A closer view of the radio-FIR correlation: disentangling the contributions of star formation and AGN activity
Igor Moric, Vernesa Smolcic, Amy Kimball, Dominik A. Riechers, Zeljko, Ivezic, Nick Scoville

TL;DR
This study investigates the radio-FIR correlation across various galaxy types, revealing that many AGN-hosting galaxies exhibit flux ratios similar to star-forming galaxies, complicating the separation of these populations based solely on flux ratios.
Contribution
The paper provides a detailed analysis of the radio-FIR correlation in different galaxy types, incorporating spectral energy distribution fitting and optical diagnostics to distinguish star formation from AGN activity.
Findings
Most AGN-containing galaxies have FIR/radio ratios similar to star-forming galaxies.

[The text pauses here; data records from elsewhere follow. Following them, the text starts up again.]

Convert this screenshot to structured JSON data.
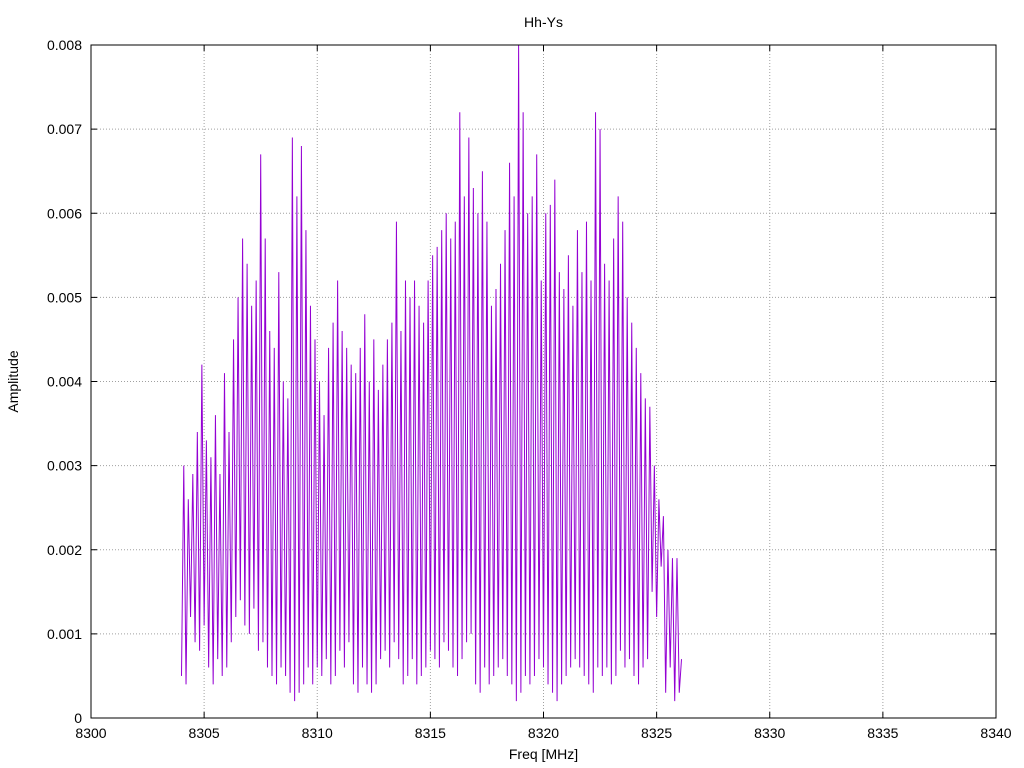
{
  "chart_data": {
    "type": "line",
    "title": "Hh-Ys",
    "xlabel": "Freq [MHz]",
    "ylabel": "Amplitude",
    "xlim": [
      8300,
      8340
    ],
    "ylim": [
      0,
      0.008
    ],
    "xticks": [
      "8300",
      "8305",
      "8310",
      "8315",
      "8320",
      "8325",
      "8330",
      "8335",
      "8340"
    ],
    "yticks": [
      "0",
      "0.001",
      "0.002",
      "0.003",
      "0.004",
      "0.005",
      "0.006",
      "0.007",
      "0.008"
    ],
    "grid": true,
    "series": [
      {
        "color": "#9400d3",
        "x_start": 8304,
        "x_step": 0.1,
        "values": [
          0.0005,
          0.003,
          0.0004,
          0.0026,
          0.0012,
          0.0029,
          0.0009,
          0.0034,
          0.0008,
          0.0042,
          0.0011,
          0.0033,
          0.0006,
          0.0031,
          0.0004,
          0.0036,
          0.0007,
          0.0029,
          0.0005,
          0.0041,
          0.0006,
          0.0034,
          0.0009,
          0.0045,
          0.0012,
          0.005,
          0.0014,
          0.0057,
          0.0011,
          0.0054,
          0.001,
          0.0049,
          0.0013,
          0.0052,
          0.0008,
          0.0067,
          0.0009,
          0.0057,
          0.0006,
          0.0046,
          0.0005,
          0.0044,
          0.0004,
          0.0053,
          0.0006,
          0.004,
          0.0005,
          0.0038,
          0.0003,
          0.0069,
          0.0002,
          0.0062,
          0.0003,
          0.0068,
          0.0004,
          0.0058,
          0.0006,
          0.0049,
          0.0004,
          0.0045,
          0.0006,
          0.004,
          0.0005,
          0.0036,
          0.0007,
          0.0044,
          0.0004,
          0.0047,
          0.0005,
          0.0052,
          0.0008,
          0.0046,
          0.0006,
          0.0044,
          0.0009,
          0.0042,
          0.0004,
          0.0041,
          0.0003,
          0.0044,
          0.0006,
          0.0048,
          0.0004,
          0.004,
          0.0003,
          0.0045,
          0.0004,
          0.0039,
          0.0007,
          0.0042,
          0.0008,
          0.0045,
          0.0006,
          0.0047,
          0.0009,
          0.0059,
          0.0007,
          0.0046,
          0.0004,
          0.0052,
          0.0005,
          0.005,
          0.0007,
          0.0052,
          0.0004,
          0.0049,
          0.0005,
          0.0047,
          0.0006,
          0.0052,
          0.0008,
          0.0055,
          0.0007,
          0.0056,
          0.0006,
          0.0058,
          0.0009,
          0.006,
          0.0008,
          0.0057,
          0.0006,
          0.0059,
          0.0005,
          0.0072,
          0.0007,
          0.0062,
          0.0009,
          0.0069,
          0.001,
          0.0063,
          0.0004,
          0.006,
          0.0003,
          0.0065,
          0.0006,
          0.0059,
          0.0004,
          0.0049,
          0.0005,
          0.0051,
          0.0006,
          0.0054,
          0.0007,
          0.0058,
          0.0005,
          0.0066,
          0.0004,
          0.0062,
          0.0002,
          0.008,
          0.0003,
          0.0072,
          0.0005,
          0.006,
          0.0004,
          0.0062,
          0.0005,
          0.0067,
          0.0007,
          0.0052,
          0.0006,
          0.006,
          0.0004,
          0.0061,
          0.0003,
          0.0064,
          0.0002,
          0.0053,
          0.0004,
          0.0051,
          0.0005,
          0.0055,
          0.0006,
          0.0049,
          0.0007,
          0.0058,
          0.0006,
          0.0053,
          0.0005,
          0.0059,
          0.0004,
          0.0052,
          0.0003,
          0.0072,
          0.0006,
          0.007,
          0.0005,
          0.0054,
          0.0006,
          0.0052,
          0.0004,
          0.0057,
          0.0005,
          0.0062,
          0.0008,
          0.0059,
          0.0006,
          0.005,
          0.0007,
          0.0047,
          0.0005,
          0.0044,
          0.0004,
          0.0041,
          0.0006,
          0.0038,
          0.0007,
          0.0037,
          0.0015,
          0.003,
          0.0012,
          0.0026,
          0.0018,
          0.0024,
          0.0003,
          0.002,
          0.0006,
          0.0019,
          0.0002,
          0.0019,
          0.0003,
          0.0007
        ]
      }
    ]
  }
}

Seyfert galaxies show lower FIR/radio ratios due to AGN contribution.
IR-detected LINER and absorption line galaxies are AGN-dominated but have ratios consistent with star formation.
Abstract
We extend the Unified Radio Catalog, a catalog of sources detected by various (NVSS, FIRST, WENSS, GB6) radio surveys, and SDSS, to IR wavelengths by matching it to the IRAS Point and Faint Source catalogs. By fitting each NVSS-selected galaxy's NUV-NIR spectral energy distribution (SED) with stellar population synthesis models we add to the catalog star formation rates, stellar masses, and attenuations.We further add information about optical emission line properties for NVSS-selected galaxies with available SDSS spectroscopy. Using an NVSS 20cm (F_{1.4GHz} ge 2.5mJy) selected sample, matched to the SDSS spectroscopic ("main" galaxy and quasar) catalogs and IRAS data (0.04<z le 0.2) we perform an in depth analysis of the radio-FIR correlation for various types of galaxies, separated into i) quasars, ii) star forming, iii) composite, iv) Seyfert, v) LINER and vi) absorption line…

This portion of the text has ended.